Над пропастью

Дмитрий Гостищев
Невозможно… Жизнь не может быть так ужасна… Сон… Всё возможно… У Фрейда есть… Это не реально… Сон не наказуем… Не боюсь… Всё пройдёт… Знаю… Настоящая жизнь – это детство.   
                Даниил Гранин
 

                Первая запись
      Я начинаю вести дневник. В первый и последний раз. Выдвиньте ящик стола, неужели там нет блокнота или тетради со странными мыслями, давними секретами, хроникой вашего настроения? Возможно, вы предпочитаете сидеть в Интернете... Впрочем, какая разница! Минуту назад я узнал, что толчком для создания шедевра может стать звук сирены... Я не Джон Леннон. Песен не пишу. Просто моя голова переполнена воспоминаниями. Пора спуститься в погреб и навести порядок. Мысли о прошлом – это банки с вареньем, которое не любишь. Вишнёвое съедено. Абрикосовое тоже. Остаётся грушевое. Запылённые банки жмутся к стенке, заманивают в тупик. Предложу-ка гостям... Может быть, им понравится...  В моём дневнике вы не встретите ни единого слова о будущем.

                Привыкаю
     Конец ноября. За окном идёт снег. Папа говорит, что он похож на вату. Один белый комочек зажат в моём кулаке. Я не злюсь и не собираюсь драться, просто у меня взяли кровь из пальца. С каким удовольствием я прихлопнул бы ненасытного комарика, живущего в больнице!
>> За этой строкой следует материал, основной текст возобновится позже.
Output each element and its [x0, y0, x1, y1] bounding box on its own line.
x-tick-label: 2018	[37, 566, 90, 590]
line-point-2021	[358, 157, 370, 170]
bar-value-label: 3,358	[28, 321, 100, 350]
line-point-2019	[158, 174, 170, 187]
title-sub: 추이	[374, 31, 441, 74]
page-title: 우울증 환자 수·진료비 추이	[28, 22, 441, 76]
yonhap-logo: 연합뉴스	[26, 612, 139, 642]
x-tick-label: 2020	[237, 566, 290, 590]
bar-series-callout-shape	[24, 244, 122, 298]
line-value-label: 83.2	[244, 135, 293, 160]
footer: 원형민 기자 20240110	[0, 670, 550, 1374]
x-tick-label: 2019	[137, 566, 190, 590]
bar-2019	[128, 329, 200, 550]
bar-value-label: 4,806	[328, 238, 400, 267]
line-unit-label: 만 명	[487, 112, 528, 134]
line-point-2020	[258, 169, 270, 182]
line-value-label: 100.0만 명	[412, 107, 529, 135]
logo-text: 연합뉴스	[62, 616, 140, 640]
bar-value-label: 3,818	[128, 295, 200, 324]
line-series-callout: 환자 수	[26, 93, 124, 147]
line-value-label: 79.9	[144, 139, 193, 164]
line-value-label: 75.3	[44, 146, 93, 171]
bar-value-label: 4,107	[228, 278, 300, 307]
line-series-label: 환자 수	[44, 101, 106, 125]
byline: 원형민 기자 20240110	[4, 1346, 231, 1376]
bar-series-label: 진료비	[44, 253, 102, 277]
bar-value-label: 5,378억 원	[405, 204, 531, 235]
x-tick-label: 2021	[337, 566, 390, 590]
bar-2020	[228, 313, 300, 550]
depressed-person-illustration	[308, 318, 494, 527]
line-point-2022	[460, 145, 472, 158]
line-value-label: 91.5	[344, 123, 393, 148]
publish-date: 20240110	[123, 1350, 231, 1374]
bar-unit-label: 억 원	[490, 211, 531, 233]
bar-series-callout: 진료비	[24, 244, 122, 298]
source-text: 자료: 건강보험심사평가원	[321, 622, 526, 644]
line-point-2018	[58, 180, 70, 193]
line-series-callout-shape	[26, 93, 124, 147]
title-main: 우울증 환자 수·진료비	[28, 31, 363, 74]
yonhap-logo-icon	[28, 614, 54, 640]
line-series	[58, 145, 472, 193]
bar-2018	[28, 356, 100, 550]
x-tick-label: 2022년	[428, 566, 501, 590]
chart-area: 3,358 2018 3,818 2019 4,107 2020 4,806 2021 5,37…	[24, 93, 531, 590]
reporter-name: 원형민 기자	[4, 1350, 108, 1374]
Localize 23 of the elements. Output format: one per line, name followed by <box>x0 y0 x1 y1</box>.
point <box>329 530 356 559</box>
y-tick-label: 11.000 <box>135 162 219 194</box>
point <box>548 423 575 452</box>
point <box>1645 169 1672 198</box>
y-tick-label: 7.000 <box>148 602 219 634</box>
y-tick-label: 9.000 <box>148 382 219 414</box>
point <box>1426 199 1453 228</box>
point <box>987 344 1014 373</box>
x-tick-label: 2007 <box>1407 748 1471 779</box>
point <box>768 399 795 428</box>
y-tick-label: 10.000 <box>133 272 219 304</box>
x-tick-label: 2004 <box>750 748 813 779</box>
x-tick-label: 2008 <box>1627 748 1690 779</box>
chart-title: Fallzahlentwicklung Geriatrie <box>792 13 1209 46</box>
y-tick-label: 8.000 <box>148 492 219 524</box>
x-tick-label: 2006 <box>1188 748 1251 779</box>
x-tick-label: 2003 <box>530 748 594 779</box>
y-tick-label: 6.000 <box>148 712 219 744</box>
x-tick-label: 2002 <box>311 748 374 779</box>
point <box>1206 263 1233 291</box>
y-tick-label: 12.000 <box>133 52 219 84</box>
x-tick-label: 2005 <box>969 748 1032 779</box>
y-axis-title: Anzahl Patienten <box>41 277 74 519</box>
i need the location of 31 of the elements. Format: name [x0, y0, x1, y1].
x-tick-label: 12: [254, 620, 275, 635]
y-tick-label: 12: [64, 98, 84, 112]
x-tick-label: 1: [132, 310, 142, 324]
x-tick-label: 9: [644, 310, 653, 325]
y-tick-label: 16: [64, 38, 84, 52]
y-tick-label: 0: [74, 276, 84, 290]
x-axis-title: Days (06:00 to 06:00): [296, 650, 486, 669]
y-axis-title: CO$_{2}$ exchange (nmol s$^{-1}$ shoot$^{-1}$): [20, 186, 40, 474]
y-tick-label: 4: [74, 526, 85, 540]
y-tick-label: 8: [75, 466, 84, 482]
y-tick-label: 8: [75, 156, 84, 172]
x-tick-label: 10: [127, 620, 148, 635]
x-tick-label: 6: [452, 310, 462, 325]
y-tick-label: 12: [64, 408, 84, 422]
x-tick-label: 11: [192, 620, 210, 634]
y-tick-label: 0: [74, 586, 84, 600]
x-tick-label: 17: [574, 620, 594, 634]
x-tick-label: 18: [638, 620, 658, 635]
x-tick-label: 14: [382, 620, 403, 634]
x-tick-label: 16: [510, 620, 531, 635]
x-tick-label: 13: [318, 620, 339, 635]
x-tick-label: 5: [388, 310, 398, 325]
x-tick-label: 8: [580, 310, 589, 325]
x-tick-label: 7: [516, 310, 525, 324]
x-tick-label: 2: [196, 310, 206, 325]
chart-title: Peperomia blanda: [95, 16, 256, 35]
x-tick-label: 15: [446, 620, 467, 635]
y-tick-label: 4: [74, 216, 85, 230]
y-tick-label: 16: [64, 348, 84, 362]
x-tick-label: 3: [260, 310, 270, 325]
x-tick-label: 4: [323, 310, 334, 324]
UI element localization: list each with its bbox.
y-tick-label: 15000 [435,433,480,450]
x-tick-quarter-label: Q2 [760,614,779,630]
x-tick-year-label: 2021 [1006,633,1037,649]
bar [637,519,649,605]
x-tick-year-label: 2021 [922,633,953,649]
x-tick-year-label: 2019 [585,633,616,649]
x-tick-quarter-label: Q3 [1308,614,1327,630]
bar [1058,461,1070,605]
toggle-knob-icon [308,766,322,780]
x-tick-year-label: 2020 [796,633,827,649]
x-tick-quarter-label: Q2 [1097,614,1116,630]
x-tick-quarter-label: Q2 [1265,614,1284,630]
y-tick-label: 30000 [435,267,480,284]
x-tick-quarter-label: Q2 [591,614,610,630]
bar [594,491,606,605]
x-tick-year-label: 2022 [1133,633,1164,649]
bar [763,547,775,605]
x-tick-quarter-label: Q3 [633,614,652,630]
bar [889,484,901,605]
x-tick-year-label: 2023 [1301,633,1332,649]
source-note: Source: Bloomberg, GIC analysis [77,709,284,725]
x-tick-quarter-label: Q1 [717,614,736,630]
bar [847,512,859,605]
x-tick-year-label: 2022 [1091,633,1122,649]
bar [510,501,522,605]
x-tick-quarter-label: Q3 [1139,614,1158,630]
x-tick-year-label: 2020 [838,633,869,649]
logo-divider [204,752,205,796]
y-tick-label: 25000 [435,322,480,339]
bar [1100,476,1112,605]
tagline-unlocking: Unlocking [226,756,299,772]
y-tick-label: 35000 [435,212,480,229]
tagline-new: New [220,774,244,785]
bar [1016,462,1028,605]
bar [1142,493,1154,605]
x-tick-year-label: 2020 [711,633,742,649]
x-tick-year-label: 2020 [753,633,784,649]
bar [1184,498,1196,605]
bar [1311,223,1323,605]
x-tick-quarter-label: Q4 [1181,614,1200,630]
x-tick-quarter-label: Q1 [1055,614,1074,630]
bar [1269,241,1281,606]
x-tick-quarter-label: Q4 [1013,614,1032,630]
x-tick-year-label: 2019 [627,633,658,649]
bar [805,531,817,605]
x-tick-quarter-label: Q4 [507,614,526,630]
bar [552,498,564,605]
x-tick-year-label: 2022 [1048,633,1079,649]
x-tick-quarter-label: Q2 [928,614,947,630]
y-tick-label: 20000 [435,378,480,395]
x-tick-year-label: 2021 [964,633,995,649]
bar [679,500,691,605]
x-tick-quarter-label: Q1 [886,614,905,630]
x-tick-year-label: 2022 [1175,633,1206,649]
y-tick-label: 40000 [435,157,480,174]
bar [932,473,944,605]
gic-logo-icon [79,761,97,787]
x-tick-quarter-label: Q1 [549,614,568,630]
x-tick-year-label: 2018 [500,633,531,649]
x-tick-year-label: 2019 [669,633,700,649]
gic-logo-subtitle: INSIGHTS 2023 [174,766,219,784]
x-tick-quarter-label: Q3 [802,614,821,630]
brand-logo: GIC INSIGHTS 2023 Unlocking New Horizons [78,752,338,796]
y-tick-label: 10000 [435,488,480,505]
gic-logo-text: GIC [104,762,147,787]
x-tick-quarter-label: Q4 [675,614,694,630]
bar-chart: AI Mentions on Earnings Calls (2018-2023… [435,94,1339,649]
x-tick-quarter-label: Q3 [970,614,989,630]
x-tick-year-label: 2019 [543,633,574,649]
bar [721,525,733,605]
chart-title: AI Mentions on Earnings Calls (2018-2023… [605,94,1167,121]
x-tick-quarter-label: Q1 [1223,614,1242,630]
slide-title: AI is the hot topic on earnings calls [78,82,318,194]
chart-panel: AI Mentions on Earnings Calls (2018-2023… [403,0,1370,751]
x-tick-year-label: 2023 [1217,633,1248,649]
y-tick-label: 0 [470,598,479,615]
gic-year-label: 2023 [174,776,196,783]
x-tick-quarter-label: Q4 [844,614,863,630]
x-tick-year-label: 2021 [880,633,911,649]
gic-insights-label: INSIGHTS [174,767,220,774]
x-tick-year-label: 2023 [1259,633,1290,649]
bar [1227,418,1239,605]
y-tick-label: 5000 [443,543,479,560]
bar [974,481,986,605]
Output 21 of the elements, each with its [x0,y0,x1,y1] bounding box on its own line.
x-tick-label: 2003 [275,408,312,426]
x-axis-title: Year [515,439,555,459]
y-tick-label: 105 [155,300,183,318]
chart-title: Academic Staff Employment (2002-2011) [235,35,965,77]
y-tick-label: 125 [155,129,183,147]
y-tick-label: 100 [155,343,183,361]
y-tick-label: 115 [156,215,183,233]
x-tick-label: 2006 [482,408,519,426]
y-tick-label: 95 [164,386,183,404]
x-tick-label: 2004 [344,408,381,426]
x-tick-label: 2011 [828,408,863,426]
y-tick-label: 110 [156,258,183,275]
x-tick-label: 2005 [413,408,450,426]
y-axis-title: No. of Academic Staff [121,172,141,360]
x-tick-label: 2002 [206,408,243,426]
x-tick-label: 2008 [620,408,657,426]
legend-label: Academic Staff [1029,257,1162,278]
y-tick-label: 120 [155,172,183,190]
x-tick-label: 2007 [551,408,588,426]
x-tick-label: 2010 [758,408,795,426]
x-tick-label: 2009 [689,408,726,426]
В девятой палате, куда меня положили, шумно и весело! После полутора месяцев передышки, которую нам подарил Юрий Александрович, трудно улыбнуться незнакомым людям и приняться болтать с ними.  Прислушиваюсь. Привыкаю.  Мне не страшно. Я представляю, что детское отделение - всего лишь кошмарный сон. Завтра я проснусь дома. Сделаю несколько шагов и увижу маму, Павлика... В больнице – кто-то другой... Какой-то слепой мальчик... Жаль его... Мне хочется заплакать и немедленно позвонить домой...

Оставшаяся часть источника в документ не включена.